CIA enlargement is a common finding in patient with AAA (Armon et al. 1998): up to 30% of AAAs have concomitant iliac artery aneurysm (CIAA) disease (Henretta et al. 1999). Dilatation of the iliac arteries is a risk factor for the development of type 1b endoleaks from the distal stent-graft sealing zone during endovascular treatment (Henretta et al. 1999).
Regardless of technique used, patients with CIAA have a higher re-intervention rate after EVAR compared with non-CIAA patients (Bannazadeh et al. 2017).
Several techniques have been developed to achieve the goal of sealing in CIAA, sacrificing or maintaining the hypogastric perfusion.
Following the first hypothesis the stent-graft can be extended into the external iliac artery (EIA), embolizing or simply overstenting the IIA. But IIA exclusion may cause major complications like buttock claudication, impotence, and bowel necrosis in up to 55% of the patients (Maleux et al. 2010) especially in bilateral setting.
To preserve the hypogastric perfusion, we have several opportunities: BBT, IBD, surgical replacement or endovascular revascularization of the internal iliac artery (banana technique or parallel graft, rarely described in literature often with unreported late results) (Lepidi et al. 2014).
In daily practice the most useful procedures are BBT and IBD. These techniques have different results and outcomes considering short, mid and long-term period.
BBT shows good early outcomes in term of technical success rate described higher than 97% (100% in our patients), low costs and shorter hospital stay because of low complexity of the procedure with lower amount of contrast medium and shorter operative time than IBD (Torsello et al. 2010; Pini et al. 2019; Naughton et al. 2012). In his review of 149 patients, Simonte et al. (2017) et al. revealed a mean higher procedural time compared to our (158 min vs 100) and others in literature (Donas et al. 2017).

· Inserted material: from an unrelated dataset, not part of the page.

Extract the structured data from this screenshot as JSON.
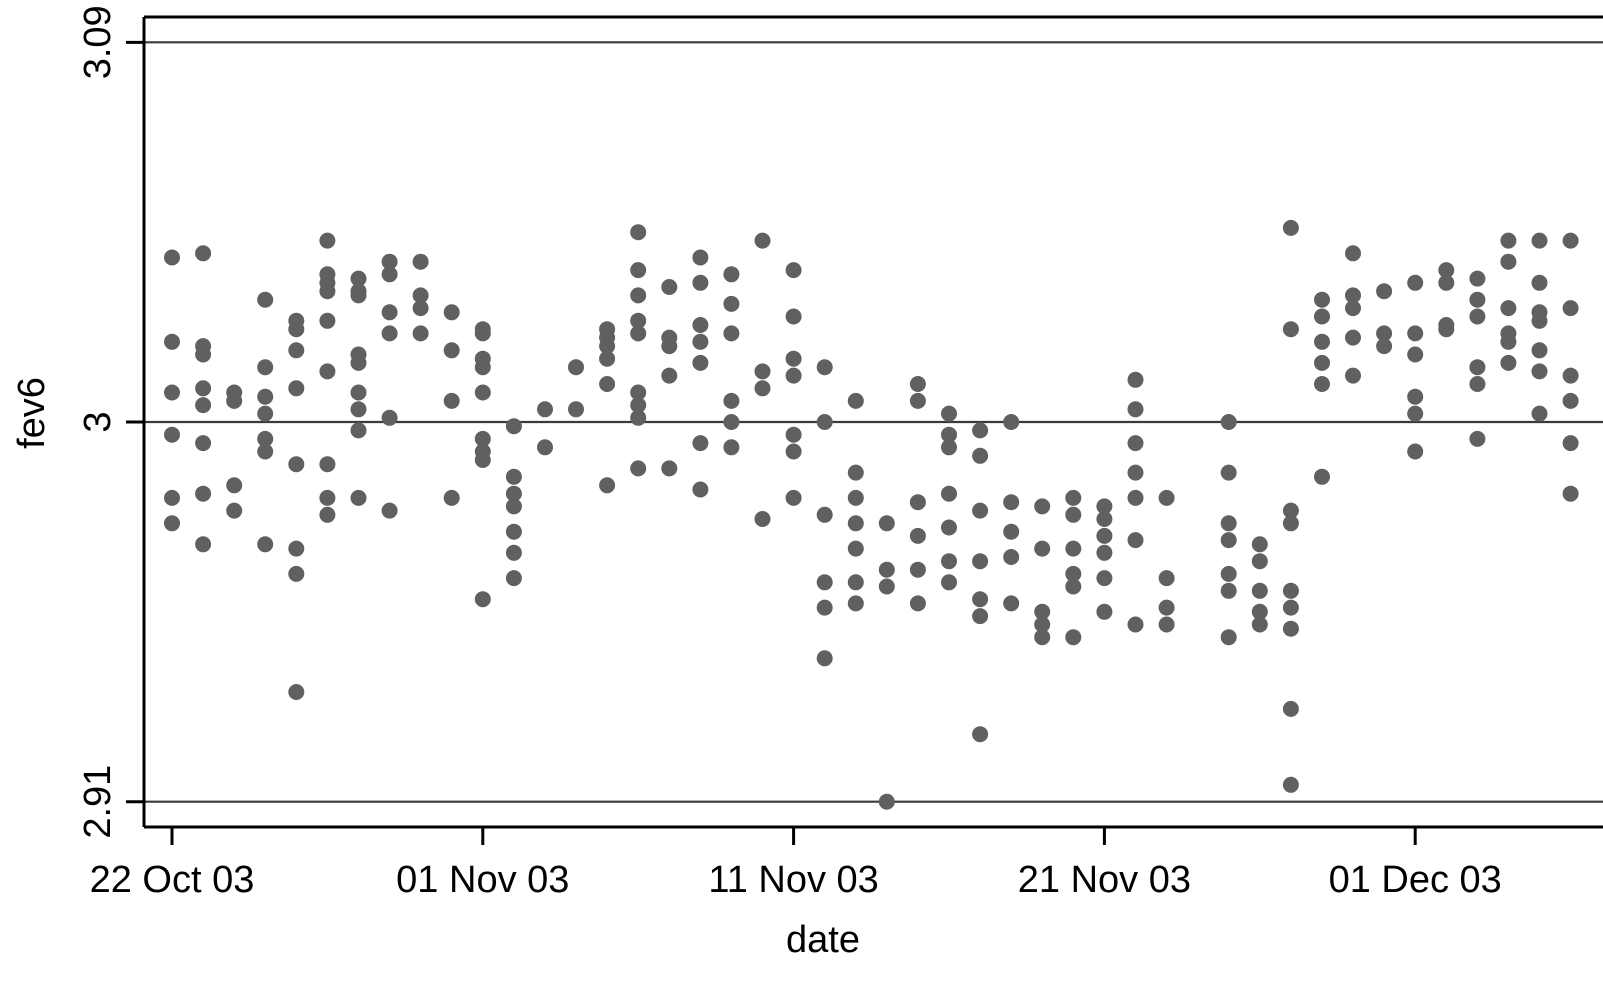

The results are in favour of BBT also also considering the postoperative early re-interventions (Torsello et al. 2010), confirmed by our experience; instead IBD could need re-interventions for device limb occlusion or endoleak (1.6% in pELVIS registry) (Donas et al. 2017).
Also regarding mid-term outcomes, BBT shows excellent results especially in term of 1b endoleak that is the real critical issue of this procedure. Torsello et al. (2010) published in 2010 with regard of 89 patients and a mean follow-up of 56.5 months, a very low distal 1b endoleak rate (2 patients, 2.2%). Similar results are reported by Naughton in 2012: BBT was used to treat 166 CIAA limbs with a mean follow-up of 22 months with a re-intervention rate for type 1b endoleak of 4%.
The experience of this study mirrors the abovementioned findings confirming the literature data with only one patient with type 1b endoleak (1.4%) treated endovascularly.
During FU carried out by ultrasound, 5-year IRC low rate (4.4%) needing re-intervention (including type 1b endoleak, iliac occlusion or iliac dilatation) was found.
In the long period the BBT results demonstrate worst trend: Gray et al. (2017) presented 61 patients with a CIA diameter of > 20 mm with high type 1b rate endoleak (18%) compared with standard limbs (4%) with mean follow up of 53 months. Other reports (EUROSTAR database) (Griffin et al. 2015; Hobo et al. 2007) showed a high rate (9–14%) of late iliac complications in patients with BBT including type 1b endoleak and other iliac complications.
This study also found three patients with type 1b endoleak at 6, 7, 11 years respectively from the intervention confirming the critical issue about the long-term durability of this method.
However IBD has shown good late results with low re-intervention rate: pELVIS registry (Donas et al. 2017) reported 7% rate and Simonte et al. (2017) a > 90% freedom from re-intervention at 9 years.
These results suggest that BBT durability isn’t so well-defined in the long-term period with an increased type 1b endoleak rate. It advises for BBT using especially in old patients with no long-term expectancy of life.
Considering the stent graft type all studies reporting BBT are made by using various types of endografts; in our knowledge this is the first report using just one stent graft.
In our experience Medtronic Endurant stent graft demonstrated facility of use, good manageability and accurate deployment; we didn’t encounter technical problems stent graft related.
All patient with type 1b endoleak were treated by endovascular procedures confirming that BBT complications can be solved. In this series the only death type 1b endoleaks related occurred 1 month after the intervention for multi organ failure in patient with bad clinical conditions such as obesity, severe COPD and chronic ischaemic heart disease.
These results underline that patients treated by BBT need a careful FU to detect and quickly treat any type of procedural related problems.
Despite our study has some limitations due to be a single-centre and single-brand report, our data show that Endurant stent graft represents a good solution for the treatment of wide or aneurysmal CIA with adequate distal landing zone.